I am not normally a huge soundtrack person, although I appreciate the greats, but I can’t go without mentioning Mariá Portugal‘a amazing work here. Her score is discordant and jagged and merciless, and contributes substantially to the slow patient burn and the tension.
5/14/2023: Free Money (2022): **
I believe in the importance of UBI and boy this movie pissed me off. It’s not necessary to open with a sequence of Africans expressing superstitious fear of free money; as the documentary later notes, NGO efforts in that part of the world have been damaging more than once. Maybe make that connection.
By the end they sort of pulled back from the brink with the painful story of Jael, who was unfairly passed over for the UBI experiment. Her anger alternates with snippets of Michael Faye interviews, in which he tries to explain that it’s not really an experiment, it’s an A/B test. So that was good, but not sharp enough really.

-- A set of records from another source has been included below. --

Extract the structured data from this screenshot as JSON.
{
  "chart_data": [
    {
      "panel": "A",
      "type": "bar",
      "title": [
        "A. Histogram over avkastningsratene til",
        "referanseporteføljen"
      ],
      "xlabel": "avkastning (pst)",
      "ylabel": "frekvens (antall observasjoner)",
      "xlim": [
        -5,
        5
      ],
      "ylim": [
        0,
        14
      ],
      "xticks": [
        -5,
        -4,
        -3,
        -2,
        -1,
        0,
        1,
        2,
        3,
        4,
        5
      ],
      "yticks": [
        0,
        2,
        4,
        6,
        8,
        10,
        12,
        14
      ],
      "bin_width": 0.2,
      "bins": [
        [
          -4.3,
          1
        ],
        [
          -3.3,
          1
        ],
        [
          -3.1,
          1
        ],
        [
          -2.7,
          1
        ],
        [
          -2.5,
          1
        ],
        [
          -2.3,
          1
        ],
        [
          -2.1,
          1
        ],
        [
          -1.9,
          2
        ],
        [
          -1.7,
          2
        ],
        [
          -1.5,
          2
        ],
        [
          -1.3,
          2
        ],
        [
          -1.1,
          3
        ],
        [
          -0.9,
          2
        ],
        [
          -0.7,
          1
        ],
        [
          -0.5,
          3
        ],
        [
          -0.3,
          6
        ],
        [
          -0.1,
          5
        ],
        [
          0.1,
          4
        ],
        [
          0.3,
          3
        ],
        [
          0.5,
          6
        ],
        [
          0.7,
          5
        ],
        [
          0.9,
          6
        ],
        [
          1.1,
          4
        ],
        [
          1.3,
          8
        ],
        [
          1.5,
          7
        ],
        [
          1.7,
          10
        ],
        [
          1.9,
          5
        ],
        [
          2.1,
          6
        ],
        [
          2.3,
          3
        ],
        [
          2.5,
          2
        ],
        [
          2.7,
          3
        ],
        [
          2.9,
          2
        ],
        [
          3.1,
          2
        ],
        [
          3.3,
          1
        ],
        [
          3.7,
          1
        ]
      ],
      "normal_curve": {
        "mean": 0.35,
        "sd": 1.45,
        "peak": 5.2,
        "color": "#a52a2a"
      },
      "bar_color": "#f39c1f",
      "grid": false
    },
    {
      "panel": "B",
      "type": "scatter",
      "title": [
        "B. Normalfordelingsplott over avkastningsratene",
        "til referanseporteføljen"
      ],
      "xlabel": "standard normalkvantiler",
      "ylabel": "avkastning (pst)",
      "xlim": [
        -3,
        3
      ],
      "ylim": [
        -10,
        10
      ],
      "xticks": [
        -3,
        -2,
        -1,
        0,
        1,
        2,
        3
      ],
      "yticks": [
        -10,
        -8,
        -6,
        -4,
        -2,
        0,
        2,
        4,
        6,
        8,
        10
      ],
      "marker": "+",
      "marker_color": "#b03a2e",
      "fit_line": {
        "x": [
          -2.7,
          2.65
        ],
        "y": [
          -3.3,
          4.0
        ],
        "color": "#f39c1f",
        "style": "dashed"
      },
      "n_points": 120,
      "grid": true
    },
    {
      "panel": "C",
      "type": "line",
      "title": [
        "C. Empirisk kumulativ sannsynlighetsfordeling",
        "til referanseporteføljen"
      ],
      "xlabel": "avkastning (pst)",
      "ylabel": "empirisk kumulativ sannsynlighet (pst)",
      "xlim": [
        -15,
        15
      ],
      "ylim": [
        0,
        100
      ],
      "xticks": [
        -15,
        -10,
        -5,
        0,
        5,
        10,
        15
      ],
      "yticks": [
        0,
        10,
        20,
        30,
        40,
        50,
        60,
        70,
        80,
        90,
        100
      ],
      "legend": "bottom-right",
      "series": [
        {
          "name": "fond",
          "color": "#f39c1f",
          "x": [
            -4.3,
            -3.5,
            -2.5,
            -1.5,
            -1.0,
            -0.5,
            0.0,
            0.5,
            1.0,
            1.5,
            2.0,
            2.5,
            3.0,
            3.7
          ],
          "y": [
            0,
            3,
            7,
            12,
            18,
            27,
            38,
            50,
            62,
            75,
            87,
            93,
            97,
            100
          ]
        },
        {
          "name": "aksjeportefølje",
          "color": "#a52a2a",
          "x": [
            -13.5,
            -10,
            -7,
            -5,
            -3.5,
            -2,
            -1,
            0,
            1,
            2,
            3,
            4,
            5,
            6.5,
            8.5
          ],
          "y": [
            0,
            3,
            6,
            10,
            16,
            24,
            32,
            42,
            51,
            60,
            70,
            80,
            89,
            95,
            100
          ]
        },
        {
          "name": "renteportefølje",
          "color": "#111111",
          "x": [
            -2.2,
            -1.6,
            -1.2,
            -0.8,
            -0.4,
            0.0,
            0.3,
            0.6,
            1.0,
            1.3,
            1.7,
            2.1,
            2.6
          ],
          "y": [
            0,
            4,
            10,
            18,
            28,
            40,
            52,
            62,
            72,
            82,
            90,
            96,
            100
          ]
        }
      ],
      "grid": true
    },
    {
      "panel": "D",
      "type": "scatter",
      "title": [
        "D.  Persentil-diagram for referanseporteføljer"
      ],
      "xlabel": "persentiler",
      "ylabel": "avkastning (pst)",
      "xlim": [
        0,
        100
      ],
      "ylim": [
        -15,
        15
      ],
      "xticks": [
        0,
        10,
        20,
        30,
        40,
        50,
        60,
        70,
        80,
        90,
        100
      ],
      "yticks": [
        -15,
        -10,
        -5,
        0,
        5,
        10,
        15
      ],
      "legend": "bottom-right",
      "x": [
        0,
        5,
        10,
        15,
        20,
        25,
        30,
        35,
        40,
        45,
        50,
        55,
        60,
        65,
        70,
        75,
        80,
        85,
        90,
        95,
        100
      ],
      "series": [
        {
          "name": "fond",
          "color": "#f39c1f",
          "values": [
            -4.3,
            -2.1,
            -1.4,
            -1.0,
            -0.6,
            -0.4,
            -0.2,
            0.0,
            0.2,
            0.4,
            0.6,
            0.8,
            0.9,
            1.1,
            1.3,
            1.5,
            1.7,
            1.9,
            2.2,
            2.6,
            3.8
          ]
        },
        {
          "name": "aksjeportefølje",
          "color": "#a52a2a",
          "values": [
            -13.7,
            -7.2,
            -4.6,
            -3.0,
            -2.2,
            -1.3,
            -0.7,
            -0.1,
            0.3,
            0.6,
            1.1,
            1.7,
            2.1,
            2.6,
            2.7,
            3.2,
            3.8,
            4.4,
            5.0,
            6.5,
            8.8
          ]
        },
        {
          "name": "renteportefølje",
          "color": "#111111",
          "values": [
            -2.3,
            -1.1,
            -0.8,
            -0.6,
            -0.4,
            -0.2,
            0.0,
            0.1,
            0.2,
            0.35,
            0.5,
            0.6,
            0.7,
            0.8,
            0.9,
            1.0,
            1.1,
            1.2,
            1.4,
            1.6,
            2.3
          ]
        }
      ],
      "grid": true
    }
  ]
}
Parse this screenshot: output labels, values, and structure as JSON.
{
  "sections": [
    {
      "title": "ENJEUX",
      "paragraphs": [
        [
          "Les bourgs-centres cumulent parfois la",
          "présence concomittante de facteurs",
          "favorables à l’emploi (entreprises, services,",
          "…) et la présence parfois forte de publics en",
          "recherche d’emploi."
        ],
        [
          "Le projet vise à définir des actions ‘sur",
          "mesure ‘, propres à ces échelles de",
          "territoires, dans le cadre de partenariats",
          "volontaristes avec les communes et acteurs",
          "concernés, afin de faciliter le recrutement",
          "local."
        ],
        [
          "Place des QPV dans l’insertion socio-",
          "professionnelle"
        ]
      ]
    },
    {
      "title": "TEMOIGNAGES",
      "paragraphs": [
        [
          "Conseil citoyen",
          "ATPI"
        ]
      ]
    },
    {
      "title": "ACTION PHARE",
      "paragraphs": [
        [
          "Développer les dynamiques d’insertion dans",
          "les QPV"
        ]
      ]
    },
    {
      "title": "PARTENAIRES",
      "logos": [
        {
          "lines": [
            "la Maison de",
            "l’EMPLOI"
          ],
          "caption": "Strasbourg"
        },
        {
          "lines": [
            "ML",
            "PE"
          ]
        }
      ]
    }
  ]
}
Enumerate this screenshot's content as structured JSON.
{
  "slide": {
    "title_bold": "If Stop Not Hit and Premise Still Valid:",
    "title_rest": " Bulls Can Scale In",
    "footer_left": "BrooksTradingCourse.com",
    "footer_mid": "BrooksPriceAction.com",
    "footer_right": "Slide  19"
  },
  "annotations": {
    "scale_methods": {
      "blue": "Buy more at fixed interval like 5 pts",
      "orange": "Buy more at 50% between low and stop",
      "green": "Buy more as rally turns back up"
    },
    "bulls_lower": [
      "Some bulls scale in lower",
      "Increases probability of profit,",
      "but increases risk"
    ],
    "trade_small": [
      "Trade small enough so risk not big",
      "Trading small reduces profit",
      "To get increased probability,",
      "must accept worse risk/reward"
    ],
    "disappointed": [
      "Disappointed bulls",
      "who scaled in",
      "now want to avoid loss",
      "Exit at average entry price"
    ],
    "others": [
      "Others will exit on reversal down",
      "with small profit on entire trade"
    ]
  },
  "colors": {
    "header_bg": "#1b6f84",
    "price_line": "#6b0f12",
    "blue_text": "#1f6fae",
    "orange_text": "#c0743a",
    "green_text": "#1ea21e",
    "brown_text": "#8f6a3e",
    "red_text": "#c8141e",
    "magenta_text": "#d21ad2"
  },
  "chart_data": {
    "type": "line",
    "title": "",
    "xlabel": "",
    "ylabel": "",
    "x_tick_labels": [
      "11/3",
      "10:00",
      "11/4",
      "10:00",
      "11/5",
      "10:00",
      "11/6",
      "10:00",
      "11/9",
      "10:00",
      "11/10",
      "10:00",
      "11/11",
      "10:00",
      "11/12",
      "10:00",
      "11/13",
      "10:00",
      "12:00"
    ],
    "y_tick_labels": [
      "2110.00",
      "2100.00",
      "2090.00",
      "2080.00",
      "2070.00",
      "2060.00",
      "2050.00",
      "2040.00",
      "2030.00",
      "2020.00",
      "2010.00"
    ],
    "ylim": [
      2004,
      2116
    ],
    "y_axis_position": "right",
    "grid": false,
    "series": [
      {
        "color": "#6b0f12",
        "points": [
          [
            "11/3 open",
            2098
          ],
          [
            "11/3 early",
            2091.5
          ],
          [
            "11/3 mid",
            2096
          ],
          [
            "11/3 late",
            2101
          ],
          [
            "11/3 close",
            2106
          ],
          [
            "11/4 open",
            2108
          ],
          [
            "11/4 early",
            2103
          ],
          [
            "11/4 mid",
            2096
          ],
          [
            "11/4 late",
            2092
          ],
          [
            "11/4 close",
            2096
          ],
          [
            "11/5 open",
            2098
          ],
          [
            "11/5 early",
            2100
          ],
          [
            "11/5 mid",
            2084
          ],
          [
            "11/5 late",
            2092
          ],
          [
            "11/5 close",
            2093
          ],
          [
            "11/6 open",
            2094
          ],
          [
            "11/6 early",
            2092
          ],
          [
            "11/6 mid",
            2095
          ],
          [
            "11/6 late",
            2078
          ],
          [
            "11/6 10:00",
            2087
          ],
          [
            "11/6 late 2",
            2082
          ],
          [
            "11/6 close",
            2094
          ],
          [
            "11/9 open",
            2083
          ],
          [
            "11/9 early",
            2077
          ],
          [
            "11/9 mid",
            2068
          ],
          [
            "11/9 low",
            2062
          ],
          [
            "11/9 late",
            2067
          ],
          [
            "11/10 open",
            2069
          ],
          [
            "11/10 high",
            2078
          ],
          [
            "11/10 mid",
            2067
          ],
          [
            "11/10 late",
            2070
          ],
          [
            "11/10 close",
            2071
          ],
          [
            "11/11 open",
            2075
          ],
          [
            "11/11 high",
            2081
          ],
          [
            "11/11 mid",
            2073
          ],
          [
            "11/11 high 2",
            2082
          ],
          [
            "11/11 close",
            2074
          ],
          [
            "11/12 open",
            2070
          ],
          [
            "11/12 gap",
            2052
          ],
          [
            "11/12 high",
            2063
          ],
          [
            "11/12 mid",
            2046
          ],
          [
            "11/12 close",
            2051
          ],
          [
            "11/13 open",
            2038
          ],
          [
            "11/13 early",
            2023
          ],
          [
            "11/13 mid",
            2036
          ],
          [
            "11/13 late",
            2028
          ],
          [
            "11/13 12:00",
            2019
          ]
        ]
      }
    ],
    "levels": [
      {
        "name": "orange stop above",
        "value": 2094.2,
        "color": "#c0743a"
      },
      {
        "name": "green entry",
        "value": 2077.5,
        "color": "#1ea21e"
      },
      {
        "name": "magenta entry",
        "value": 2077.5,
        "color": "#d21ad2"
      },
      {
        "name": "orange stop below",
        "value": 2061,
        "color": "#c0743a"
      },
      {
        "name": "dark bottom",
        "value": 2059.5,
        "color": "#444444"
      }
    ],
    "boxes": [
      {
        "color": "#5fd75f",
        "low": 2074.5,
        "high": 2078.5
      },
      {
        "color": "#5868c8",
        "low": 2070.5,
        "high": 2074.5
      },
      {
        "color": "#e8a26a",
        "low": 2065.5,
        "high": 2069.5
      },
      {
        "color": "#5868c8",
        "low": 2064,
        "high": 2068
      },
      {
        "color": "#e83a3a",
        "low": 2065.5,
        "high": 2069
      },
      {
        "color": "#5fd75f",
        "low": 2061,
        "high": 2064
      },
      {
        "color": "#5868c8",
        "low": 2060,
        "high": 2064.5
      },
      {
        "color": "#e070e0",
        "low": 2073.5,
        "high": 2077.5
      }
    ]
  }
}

It’s not an A/B test, for what it’s worth. For a valid A/B test you need to have cohorts on both sides of the test from the same groupings, demographic or otherwise. So you’d need people from Kogutu who were and were not getting the UBI. Which would be awful.
The most interesting thing in the movie was the intermediary, whose name I’ll edit in if I can find it. She’s Kenyan, I think, and she’s intensely superior and critical of the people she sees as potential cheats. At one point she threatens to cut off the entire village if people lie. She tells everyone this is their one chance. I wanted to hear more about how she wound up in a position of power.
At least they managed to avoid any SBF cameos; the most embarrassing celeb advocating for UBI is Elon Musk.